Вяло тянется день, тени уже покусывают его, пусть он тянется, чтоб мне не войти в ночь со стыдом и мучениями. Я знал, куда иду, еще не решив даже, что пойду к нему. Бессознательно я думал о нем, надеясь, что жена рассказала ему о нашем разговоре, оба мы будем делать вид, будто ничего не знаем, будем беречь якобы какую-то тайну, не станем упоминать Хасана, но мой ясный взгляд все откроет. А если и не сказала, мне нечего бояться. Может быть, лучше было бы сперва зайти к ней, принести, как подарок, весть о согласии Хасана. Тогда легче толковать с ее мужем.
Напрасно, трусость нас обуяла, она нас ведет. Она говорит вместо нас, будь она проклята, даже тогда, когда мы стыдимся ее.
Я воспользовался минутой досады и сделал все сразу, чтоб не откладывать на никогда.
К моему удивлению, Айни-эфенди принял меня тут же, словно давно ожидал, ни челядинцы, ни доклады не обгоняли меня, хотя в коридорах ощущалось скрытое присутствие многих людей и глаз.
Он встретил меня любезно, приветствием, которое не было ни шумным, ни равнодушным, не лицемеря, будто обрадован или удивлен моим приходом, во всем соблюдая меру, с неопределенной улыбкой, не пытаясь ни испугать, ни ободрить. Это честно, подумал я, но чувствовал себя неуютно.
Откуда-то вылезла кошка, посмотрела на меня злыми желтоватыми глазами и, вытянув мордочку, подошла к нему. Не отводя взгляда от меня, взгляда учтиво-рассеянного, он поглаживал избалованное животное, которое сладострастно изгибалось под его ладонью, терлось боком и шеей о его ногу, а потом и вовсе забралось к нему на колени, свернулось клубком и замурлыкало, зловеще щурясь.
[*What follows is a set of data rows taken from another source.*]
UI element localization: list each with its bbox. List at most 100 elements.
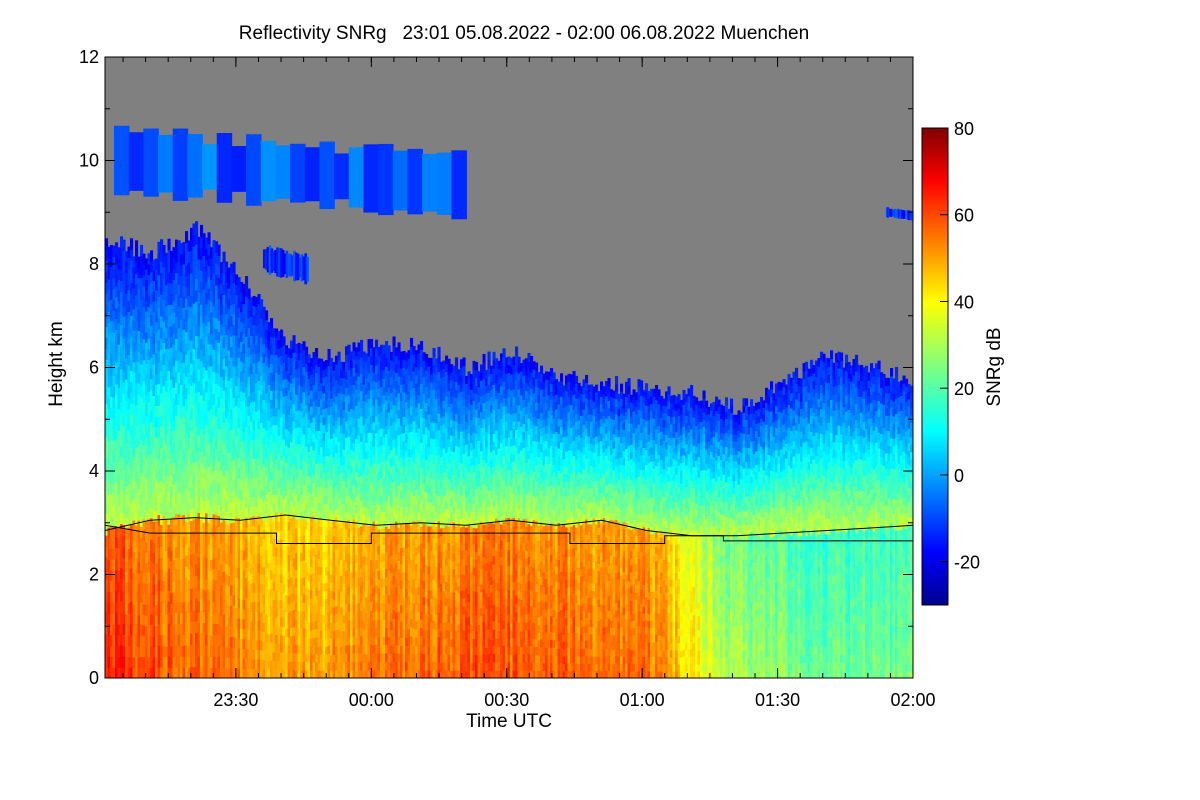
echo-cell: [327, 529, 331, 539]
echo-cell: [217, 320, 221, 332]
echo-cell: [105, 601, 109, 613]
echo-cell: [270, 525, 274, 535]
echo-cell: [270, 669, 274, 678]
echo-cell: [347, 361, 351, 371]
echo-cell: [350, 522, 354, 532]
echo-cell: [170, 261, 174, 273]
echo-cell: [360, 534, 364, 544]
echo-cell: [285, 653, 289, 662]
echo-cell: [215, 372, 219, 384]
echo-cell: [300, 469, 304, 479]
echo-cell: [170, 464, 174, 476]
echo-cell: [255, 401, 259, 412]
echo-cell: [162, 385, 166, 398]
echo-cell: [142, 476, 146, 488]
echo-cell: [360, 441, 364, 451]
echo-cell: [167, 656, 171, 668]
echo-cell: [365, 629, 369, 639]
echo-cell: [177, 294, 181, 307]
echo-cell: [405, 588, 409, 598]
echo-cell: [352, 434, 356, 444]
echo-cell: [207, 544, 211, 557]
echo-cell: [190, 621, 194, 634]
echo-cell: [307, 661, 311, 671]
echo-cell: [190, 419, 194, 432]
echo-cell: [342, 662, 346, 671]
echo-cell: [272, 555, 276, 565]
echo-cell: [287, 496, 291, 506]
echo-cell: [165, 571, 169, 583]
echo-cell: [380, 578, 384, 587]
echo-cell: [272, 371, 276, 382]
echo-cell: [377, 479, 381, 489]
echo-cell: [200, 462, 204, 475]
echo-cell: [265, 439, 269, 449]
echo-cell: [202, 422, 206, 434]
echo-cell: [402, 449, 406, 458]
echo-cell: [332, 464, 336, 474]
echo-cell: [412, 553, 416, 563]
echo-cell: [177, 349, 181, 362]
echo-cell: [132, 614, 136, 626]
echo-cell: [355, 405, 359, 415]
echo-cell: [130, 656, 134, 668]
echo-cell: [167, 260, 171, 273]
echo-cell: [175, 327, 179, 339]
echo-cell: [130, 381, 134, 393]
echo-cell: [255, 354, 259, 365]
echo-cell: [117, 484, 121, 496]
echo-cell: [250, 297, 254, 308]
echo-cell: [402, 628, 406, 638]
echo-cell: [250, 649, 254, 660]
echo-cell: [335, 581, 339, 590]
echo-cell: [320, 630, 324, 639]
echo-cell: [405, 645, 409, 655]
echo-cell: [145, 289, 149, 301]
echo-cell: [105, 403, 109, 415]
echo-cell: [320, 614, 324, 623]
echo-cell: [352, 367, 356, 377]
echo-cell: [320, 502, 324, 511]
echo-cell: [227, 585, 231, 597]
echo-cell: [340, 440, 344, 450]
echo-cell: [397, 652, 401, 662]
echo-cell: [115, 503, 119, 516]
echo-cell: [215, 503, 219, 515]
echo-cell: [282, 652, 286, 662]
echo-cell: [310, 646, 314, 655]
echo-cell: [330, 590, 334, 599]
echo-cell: [192, 541, 196, 554]
echo-cell: [145, 352, 149, 364]
echo-cell: [225, 490, 229, 502]
echo-cell: [160, 294, 164, 306]
echo-cell: [187, 393, 191, 406]
echo-cell: [140, 580, 144, 592]
echo-cell: [360, 568, 364, 578]
echo-cell: [362, 563, 366, 573]
echo-cell: [252, 410, 256, 421]
echo-cell: [212, 470, 216, 482]
echo-cell: [312, 580, 316, 589]
echo-cell: [157, 296, 161, 308]
echo-cell: [407, 505, 411, 515]
echo-cell: [297, 368, 301, 378]
echo-cell: [185, 622, 189, 634]
echo-cell: [105, 414, 109, 426]
echo-cell: [395, 405, 399, 415]
echo-cell: [157, 459, 161, 472]
echo-cell: [250, 516, 254, 527]
echo-cell: [345, 495, 349, 505]
echo-cell: [380, 528, 384, 537]
echo-cell: [122, 546, 126, 559]
echo-cell: [232, 542, 236, 554]
echo-cell: [260, 422, 264, 433]
echo-cell: [167, 282, 171, 295]
echo-cell: [230, 273, 234, 285]
echo-cell: [325, 606, 329, 616]
echo-cell: [180, 319, 184, 331]
echo-cell: [282, 609, 286, 619]
echo-cell: [172, 656, 176, 668]
echo-cell: [180, 460, 184, 473]
echo-cell: [325, 503, 329, 512]
echo-cell: [122, 327, 126, 339]
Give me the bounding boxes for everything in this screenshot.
Теперь за мной следили две пары глаз, обе желтоватые и настороженно-холодные.
Думать о его жене не хотелось, но ее образ всплывал из тьмы, из дали, ради него, оцепенелого, насторожившегося, со спрятанными в длинные рукава ладонями, наверняка душившими там друг друга, с прозрачным лицом, тонкими губами, узкими плечами, начисто вымытого, хрупкого, у которого в жилах течет вода, как же проходят ночи в этом огромном глухом доме?
Он сидел, непостижимо спокойный, не испытывая потребности двигаться (как окоченевший покойник или оцепенелый факир), с тем же выражением на лице, какое у него было, когда я вошел, с ничего не значащей улыбкой, обманчиво натянутой на безгубый рот. Меня эта улыбка утомляла больше, чем его.